Only for the fact that it is Christmas, the season of goodwill, I would be more scathing about this debate. If we look back to last Christmas, there were people alive who are no longer alive as they have committed suicide because of the economic crisis and personal pressures. The failure of the political system, domestically over the past few years and at European level, is highly regrettable. This is the 15th Council meeting since the crisis emerged and one Council meeting after another has failed to address the matter. The last meeting was the most disappointing of all. There is a new head of the ECB, a man who has experience in the international finance world in New York and elsewhere. He signalled to the markets that there was to be a resolution of the fundamental underlying fault in the structure of the euro at this Council meeting. In fact, the meeting failed to deliver and there is nothing worse than signalling an intention to do something and then failing to do it.

The efforts of the German Chancellor and the French President, putting themselves forward as providing leadership to this crisis, which is unprecedented in Europe, has shown the dearth of leadership across the Union. I spoke recently with a person the Minister of State had lunch with last week, the president of the OSCE, Petros Efthymiou. We talked about the crisis in Greece and the crisis in Ireland and he told me that the German Chancellor and the French President had put themselves forward as leaders but they do not know where they are leading. They do not have solutions.

That is not good enough and we need to face up to the fact that the concept of the euro was flawed from the start. Greece should never have been a member and it is questionable whether Italy should have been. There needed to be greater harmonisation of the economies and Ireland must question whether it wants to maintain its sovereignty or be part of a federal arrangement. The euro cannot survive unless there is total fiscal unity to accompany monetary unity. That will mean sharing much more than a set of rules and regulations. Fiscal union means much more than that but all we are getting is a list of rules to deal with the symptoms of the crisis rather than the crisis.

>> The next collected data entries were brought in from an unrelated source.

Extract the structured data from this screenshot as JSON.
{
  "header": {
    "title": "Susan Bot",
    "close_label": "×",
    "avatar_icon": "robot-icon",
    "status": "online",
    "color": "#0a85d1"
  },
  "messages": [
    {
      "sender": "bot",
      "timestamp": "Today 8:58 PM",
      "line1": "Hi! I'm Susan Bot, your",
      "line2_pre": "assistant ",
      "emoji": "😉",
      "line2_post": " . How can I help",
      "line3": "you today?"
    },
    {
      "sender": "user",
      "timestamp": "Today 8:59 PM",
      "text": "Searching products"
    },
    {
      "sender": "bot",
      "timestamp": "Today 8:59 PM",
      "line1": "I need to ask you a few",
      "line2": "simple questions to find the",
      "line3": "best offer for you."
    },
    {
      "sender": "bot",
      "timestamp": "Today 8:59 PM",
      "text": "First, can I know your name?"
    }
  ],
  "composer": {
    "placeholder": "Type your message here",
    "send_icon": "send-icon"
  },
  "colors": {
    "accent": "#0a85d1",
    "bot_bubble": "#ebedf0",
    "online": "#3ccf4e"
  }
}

Within the next 12 months, Germany, France, Italy and Spain must roll over €500 billion of sovereign debt. There is no way anyone could conceivably argue that there is a possibility of doing that in the markets. The EFSF is totally inadequate and adding €200 billion to it was like putting a sticking plaster on a very serious injury. This House should say to European leaders and the Council members that we want this problem addressed. It needs far more dramatic action and initiative than we have seen. The progress they are trying to make has been put in serious doubt last night with the statement from the Czech Republic and Hungary. From what I know of the Hungarian Prime Minister, Victor Orbán, if he says something, he does not say it lightly. If there is no accord on that matter, it brings the future of the eurozone project into doubt. We are only months away from finding a resolution or the monetary union collapsing. If that happens, it will raise serious questions about the European Union.